A cada ano, quando nos aproximamos
da data do golpe de 1964, uma
sensação incômoda se apossa da direita – dos partidos, políticos e dos
seus meios de comunicação. O que fazer? Que atitude tomar? Fingir que
não acontece nada, abordar de maneira “objetiva”, como se eles não
tivessem estado comprometidos com a brutal ruptura da democracia no
momento mais negativo da história brasileira ou abordar como se
tivessem sido vítimas do regime que ajudaram a criar?
Difícil e
incômoda a situação, porque a imprensa participou ativamente, como
militância politica, da preparação do golpe, ajudando a criar um falso
clima tanto de que o Brasil estivesse sob risco iminente de uma ruptura
da democracia por parte da esquerda, como do falso isolamento do
governo Jango. Pregaram o golpe, mobilizaram para as Marchas da
Família, com Deus, pela Liberdade, convocadas pela Igreja, tentaram
passar a ideia de que se tratava de um movimento democrático contra
riscos de ditadura e promoveram a maior ruptura da democracia que o
Brasil conheceu e a chegada ao poder da pior ditadura que conhecemos.
Na
guerra fria, a imprensa brasileira esteve plenamente alinhada com a
politica norteamericana da luta contra a “subversão” contra o
“comunismo”, isto é, com o radicalismo de direita, com as posições
obscurantistas e contrárias à democracia, estabelecida com grande
esforço no Brasil.
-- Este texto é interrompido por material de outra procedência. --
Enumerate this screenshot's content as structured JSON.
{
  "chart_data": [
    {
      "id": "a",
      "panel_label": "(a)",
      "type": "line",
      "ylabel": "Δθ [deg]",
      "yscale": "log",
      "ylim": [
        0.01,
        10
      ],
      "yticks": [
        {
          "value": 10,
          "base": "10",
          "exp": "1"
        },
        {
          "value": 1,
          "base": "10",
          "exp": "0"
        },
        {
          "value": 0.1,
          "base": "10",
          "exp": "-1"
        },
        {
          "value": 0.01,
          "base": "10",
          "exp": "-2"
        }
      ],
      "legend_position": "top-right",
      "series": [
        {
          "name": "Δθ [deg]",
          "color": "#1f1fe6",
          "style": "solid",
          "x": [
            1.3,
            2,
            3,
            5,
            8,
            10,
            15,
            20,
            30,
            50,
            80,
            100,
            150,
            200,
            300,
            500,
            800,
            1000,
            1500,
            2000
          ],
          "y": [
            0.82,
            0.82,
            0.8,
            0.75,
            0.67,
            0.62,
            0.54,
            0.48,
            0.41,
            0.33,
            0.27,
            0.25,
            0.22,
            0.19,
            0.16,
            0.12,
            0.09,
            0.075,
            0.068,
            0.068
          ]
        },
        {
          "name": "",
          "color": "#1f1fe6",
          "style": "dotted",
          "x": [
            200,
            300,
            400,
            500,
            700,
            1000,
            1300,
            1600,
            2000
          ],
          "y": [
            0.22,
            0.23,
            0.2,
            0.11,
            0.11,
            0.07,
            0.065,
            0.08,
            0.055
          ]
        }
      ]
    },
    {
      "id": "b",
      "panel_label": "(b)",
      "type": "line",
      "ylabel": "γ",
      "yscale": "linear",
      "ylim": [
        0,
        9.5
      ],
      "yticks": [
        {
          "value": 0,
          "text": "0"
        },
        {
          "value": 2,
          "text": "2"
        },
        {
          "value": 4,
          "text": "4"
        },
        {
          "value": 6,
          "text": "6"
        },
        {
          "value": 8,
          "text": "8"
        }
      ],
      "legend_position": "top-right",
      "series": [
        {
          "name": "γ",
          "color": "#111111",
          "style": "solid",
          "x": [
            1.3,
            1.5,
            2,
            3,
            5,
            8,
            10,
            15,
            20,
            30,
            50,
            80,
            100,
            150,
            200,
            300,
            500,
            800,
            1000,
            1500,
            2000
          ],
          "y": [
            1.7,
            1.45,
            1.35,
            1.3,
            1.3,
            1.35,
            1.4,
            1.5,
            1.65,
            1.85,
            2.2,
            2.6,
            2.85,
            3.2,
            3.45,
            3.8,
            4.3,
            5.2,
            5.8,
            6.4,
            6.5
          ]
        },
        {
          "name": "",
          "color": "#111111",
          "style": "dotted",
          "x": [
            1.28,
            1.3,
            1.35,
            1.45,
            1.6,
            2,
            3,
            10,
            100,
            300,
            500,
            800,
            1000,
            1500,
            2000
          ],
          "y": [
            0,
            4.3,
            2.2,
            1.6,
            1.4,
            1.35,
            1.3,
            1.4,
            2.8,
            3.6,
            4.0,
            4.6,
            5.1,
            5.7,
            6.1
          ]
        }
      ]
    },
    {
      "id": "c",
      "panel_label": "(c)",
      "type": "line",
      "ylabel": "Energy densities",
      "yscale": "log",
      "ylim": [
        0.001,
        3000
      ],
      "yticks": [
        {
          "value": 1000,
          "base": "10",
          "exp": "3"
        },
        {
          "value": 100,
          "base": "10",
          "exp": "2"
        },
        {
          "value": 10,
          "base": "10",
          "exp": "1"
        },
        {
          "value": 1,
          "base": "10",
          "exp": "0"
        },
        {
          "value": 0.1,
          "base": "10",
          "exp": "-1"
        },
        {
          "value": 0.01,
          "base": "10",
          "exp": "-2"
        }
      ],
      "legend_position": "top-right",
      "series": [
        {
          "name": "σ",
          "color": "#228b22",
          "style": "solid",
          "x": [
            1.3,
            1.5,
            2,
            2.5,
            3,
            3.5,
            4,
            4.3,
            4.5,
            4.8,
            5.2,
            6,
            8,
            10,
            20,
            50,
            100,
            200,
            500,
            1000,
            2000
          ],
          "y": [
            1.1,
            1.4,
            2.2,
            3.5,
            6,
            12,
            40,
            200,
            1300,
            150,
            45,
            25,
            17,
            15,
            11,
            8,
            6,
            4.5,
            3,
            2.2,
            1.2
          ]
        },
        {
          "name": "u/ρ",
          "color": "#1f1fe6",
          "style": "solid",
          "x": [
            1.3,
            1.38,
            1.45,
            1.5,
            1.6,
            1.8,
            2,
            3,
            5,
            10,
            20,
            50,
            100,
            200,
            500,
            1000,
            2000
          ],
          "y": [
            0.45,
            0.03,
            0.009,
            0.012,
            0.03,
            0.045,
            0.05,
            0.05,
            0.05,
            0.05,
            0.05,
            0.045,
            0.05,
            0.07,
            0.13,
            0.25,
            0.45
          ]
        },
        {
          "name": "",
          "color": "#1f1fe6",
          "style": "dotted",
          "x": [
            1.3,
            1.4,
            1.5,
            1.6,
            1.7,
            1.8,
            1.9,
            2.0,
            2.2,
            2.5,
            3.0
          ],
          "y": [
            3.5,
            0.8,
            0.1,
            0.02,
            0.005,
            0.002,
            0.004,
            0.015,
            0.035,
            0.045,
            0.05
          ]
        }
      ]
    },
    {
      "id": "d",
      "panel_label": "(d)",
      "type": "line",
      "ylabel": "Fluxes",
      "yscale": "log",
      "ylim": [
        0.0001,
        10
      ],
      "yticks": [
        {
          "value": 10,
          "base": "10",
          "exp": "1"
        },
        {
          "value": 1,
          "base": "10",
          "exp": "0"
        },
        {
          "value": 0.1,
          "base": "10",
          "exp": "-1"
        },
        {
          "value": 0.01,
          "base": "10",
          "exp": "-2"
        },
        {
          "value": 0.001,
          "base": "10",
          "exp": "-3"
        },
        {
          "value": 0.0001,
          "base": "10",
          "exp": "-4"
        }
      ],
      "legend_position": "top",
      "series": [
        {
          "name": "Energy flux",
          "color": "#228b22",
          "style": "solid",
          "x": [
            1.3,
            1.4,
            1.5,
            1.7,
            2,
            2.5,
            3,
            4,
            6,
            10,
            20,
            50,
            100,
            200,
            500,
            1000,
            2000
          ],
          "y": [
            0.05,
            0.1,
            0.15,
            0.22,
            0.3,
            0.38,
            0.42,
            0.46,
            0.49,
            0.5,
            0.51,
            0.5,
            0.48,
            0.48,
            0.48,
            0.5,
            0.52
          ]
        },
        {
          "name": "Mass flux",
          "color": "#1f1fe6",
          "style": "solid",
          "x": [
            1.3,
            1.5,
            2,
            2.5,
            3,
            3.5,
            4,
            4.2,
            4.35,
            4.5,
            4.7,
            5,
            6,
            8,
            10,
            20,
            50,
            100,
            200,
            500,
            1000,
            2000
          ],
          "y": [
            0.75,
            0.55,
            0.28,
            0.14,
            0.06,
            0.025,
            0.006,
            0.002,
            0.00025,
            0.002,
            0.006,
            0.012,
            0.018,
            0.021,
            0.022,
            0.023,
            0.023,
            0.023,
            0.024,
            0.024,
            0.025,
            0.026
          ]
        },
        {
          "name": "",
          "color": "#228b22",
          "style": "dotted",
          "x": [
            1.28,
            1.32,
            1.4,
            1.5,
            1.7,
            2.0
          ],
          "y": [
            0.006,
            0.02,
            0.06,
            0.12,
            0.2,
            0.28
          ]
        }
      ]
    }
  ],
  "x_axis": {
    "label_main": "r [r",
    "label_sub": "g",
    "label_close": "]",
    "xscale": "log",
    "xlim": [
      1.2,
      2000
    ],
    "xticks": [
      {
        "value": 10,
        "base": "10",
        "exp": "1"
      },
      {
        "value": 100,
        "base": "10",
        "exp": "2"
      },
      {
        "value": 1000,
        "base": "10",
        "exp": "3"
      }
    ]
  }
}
Estiveram em todas as tentativas de golpe contra
Getúlio e contra JK. Em suma, a posição golpista da imprensa brasileira
em 1964 não foi um erro ocasional, um acidente de percurso, mas a
decorrência natural do alinhamento na guerra fria com as forças pró-EUA
e que se opuseram com todo empenho ao processo de democratização que o
Brasil viveu na década de 1950.
Deve prevalecer um misto de
atitude envergonhada de não dar muito destaque ao tema, com matérias
que pretendam renovar a ideia equivocada de que a imprensa foi vitima
da ditadura – quando foi algoz, aliado, fator no desencadeamento do
golpe e da ditadura. (O livro de Beatriz Kushnir, Cães de guarda,
da Boitempo, continua a ser leitura indispensável para uma visão real
do papel da mídia no golpe e na ditadura.) Promoveu o golpe, saudou a
instalação da ditadura e a ruptura da democracia, tratou de acobertar
isso como se tivesse sido um movimento democrático, encobriu a
repressão fazendo circular as versões falsas da ditadura, elogiou os
ditadores, escondeu a resistência democrática, classificou as ações
desta resistência como terroristas – em suma, foi instrumento do regime
de terror contra a democracia.
Por isso a data é incômoda para a
direita, mas especialmente para a imprensa, que quer passar por arauto
da democracia, por ombudsman das liberdades politicas. Quem são os
Mesquitas, os Frias, os Marinhos, os Civitas, para falar em nome da
democracia?
Por isso escondem, envergonhados,
seu passado,
buscam a falta de memória do povo, para que não saibam seu papel a
favor da ditadura e contra a democracia, no momento mais importante da
história brasileira. Por isso tem que ressoar sempre nos ouvidos de
todos a pergunta: Onde você estava no golpe de 1964?